COAI - whose members include telecom operators like Reliance Jio, Bharti Airtel and Vodafone Idea - has also batted for the sector to be provided uninterrupted 24x7 power supply.

"Telecom is an infrastructure industry, but we are still being charged at commercial rates for power. So we don't get the benefits," SP Kochhar, Director General of Cellular Operators' Association of India (COAI) told PTI.

COAI has demanded that telecom infrastructure be charged at industrial and not commercial rates for electricity. Today, most states provide electricity on commercial tariff rate to telecom industry, placing it in one of the highest brackets of power tariffs.

While telecom tariffs in India are the lowest, the electricity tariffs are being charged to the industry at substantially high rates under the commercial category, COAI rued.

In most states, the difference between an industrial electricity tariff category and a commercial electricity tariff is significant, leading to an avoidable burden to the overall telecom sector.

"Applying the industrial electricity tariffs for telecom services will yield significant cost benefits for players, that will give the telecom sector more money to roll out infrastructure," Kochhar contended.

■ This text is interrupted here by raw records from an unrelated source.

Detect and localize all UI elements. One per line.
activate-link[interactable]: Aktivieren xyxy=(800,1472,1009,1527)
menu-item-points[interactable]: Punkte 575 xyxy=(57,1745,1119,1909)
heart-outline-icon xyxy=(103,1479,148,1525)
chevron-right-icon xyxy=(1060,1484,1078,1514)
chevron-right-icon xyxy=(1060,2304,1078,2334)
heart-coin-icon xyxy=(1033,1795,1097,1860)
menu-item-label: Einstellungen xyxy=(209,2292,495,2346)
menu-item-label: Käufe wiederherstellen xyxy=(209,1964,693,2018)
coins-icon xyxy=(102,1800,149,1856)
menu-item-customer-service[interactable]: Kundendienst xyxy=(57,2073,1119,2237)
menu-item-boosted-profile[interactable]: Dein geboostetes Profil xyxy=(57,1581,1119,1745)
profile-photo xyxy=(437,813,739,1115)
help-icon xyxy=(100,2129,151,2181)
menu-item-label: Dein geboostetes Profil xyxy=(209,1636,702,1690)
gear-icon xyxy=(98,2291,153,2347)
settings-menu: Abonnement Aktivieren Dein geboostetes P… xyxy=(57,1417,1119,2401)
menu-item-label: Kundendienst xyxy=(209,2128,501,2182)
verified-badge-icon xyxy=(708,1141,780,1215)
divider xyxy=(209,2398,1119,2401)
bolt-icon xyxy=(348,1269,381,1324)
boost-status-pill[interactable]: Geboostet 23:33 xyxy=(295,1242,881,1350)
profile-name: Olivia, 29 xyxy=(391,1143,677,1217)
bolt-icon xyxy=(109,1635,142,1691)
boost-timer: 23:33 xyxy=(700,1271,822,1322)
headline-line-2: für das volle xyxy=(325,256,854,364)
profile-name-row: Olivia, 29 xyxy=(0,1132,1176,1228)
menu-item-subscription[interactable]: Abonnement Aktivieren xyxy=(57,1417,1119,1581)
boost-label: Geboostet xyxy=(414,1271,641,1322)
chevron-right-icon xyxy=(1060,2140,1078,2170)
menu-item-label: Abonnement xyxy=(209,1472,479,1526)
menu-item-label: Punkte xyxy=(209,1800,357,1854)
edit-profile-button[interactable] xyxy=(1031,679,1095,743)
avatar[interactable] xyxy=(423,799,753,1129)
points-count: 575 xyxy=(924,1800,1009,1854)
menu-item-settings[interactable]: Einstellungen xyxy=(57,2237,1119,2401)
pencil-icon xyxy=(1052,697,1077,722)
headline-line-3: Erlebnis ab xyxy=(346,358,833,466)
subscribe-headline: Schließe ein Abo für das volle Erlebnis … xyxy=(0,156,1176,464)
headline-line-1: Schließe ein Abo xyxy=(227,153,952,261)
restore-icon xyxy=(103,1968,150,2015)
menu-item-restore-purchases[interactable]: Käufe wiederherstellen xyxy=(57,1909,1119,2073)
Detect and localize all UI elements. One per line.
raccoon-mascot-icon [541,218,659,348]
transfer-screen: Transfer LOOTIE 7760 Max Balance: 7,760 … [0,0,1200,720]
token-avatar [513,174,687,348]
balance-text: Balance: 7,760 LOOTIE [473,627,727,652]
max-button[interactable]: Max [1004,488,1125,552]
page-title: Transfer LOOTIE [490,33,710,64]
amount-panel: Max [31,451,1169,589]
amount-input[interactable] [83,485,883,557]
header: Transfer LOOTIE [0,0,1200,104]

According to COAI, the criticality of telecom connectivity has been "proven beyond doubt" during the pandemic when the sector supported almost all the businesses and services.

Hence, for healthy progress of the sector, overall benefits to businesses, and the larger socio-economic growth and prosperity of the country, it is important that industrial tariffs be made applicable for telecom across all states, COAI said.

The association has written to various states, flagging the issue, and making a case for applicability of industrial tariffs for electricity usage by the sector.

COAI has also made a case for "priority electricity connection" arguing that new connections need to be provided in a predictable time-bound manner.

"We want electricity connections on priority, and assured supply of electricity, which is the case with many categories that are essential such as water, hospitals. Telecom industry does not, so the result is most of the time we are dependent on diesel (diesel generators)," he said.

For base transceiver station (telecom towers) to operate without interruption, a continuous, outage-free grid supply is essential so the dependency on diesel generators can be minimised, and telecom operators can achieve sustainable profits.

On green energy, COAI is pushing for load aggregation for telecom sites to avail the green open access energy. COAI is of the view that electricity consumption at each telecom site should be allowed to be aggregated (that is allowing aggregation of loads of multiple towers) and offset with green power (solar, wind, hydro) generated at distant locations.

Telecom towers, which are the backbone of the network, have a power energy load requirement of 10 kW.

"Hence, while the reduction from 1 MW to 100 kW for availing Green Open Access is a welcome step, it is not helping the telecom industry, where the number of telecom towers are projected to grow at a very fast pace. Under the current regime, the only way to be eligible, is by allowing aggregation of loads of multiple towers, which is the industry ask," COAI said in a note.

These demands being addressed would spur the telecom infrastructure proliferation, that would in turn translate into better and deeper penetration of telecom connectivity across states, including for advanced 5G networks.

Such high-speed networks will enable higher technology intervention in critical sectors like education, healthcare, agriculture and others. "Further, with the number of network elements increasing due to 5G deployment, the net gain in numbers will more than offset the perceived financial impact to the state, owing to industrial tariff being lower than commercial tariff," COAI said.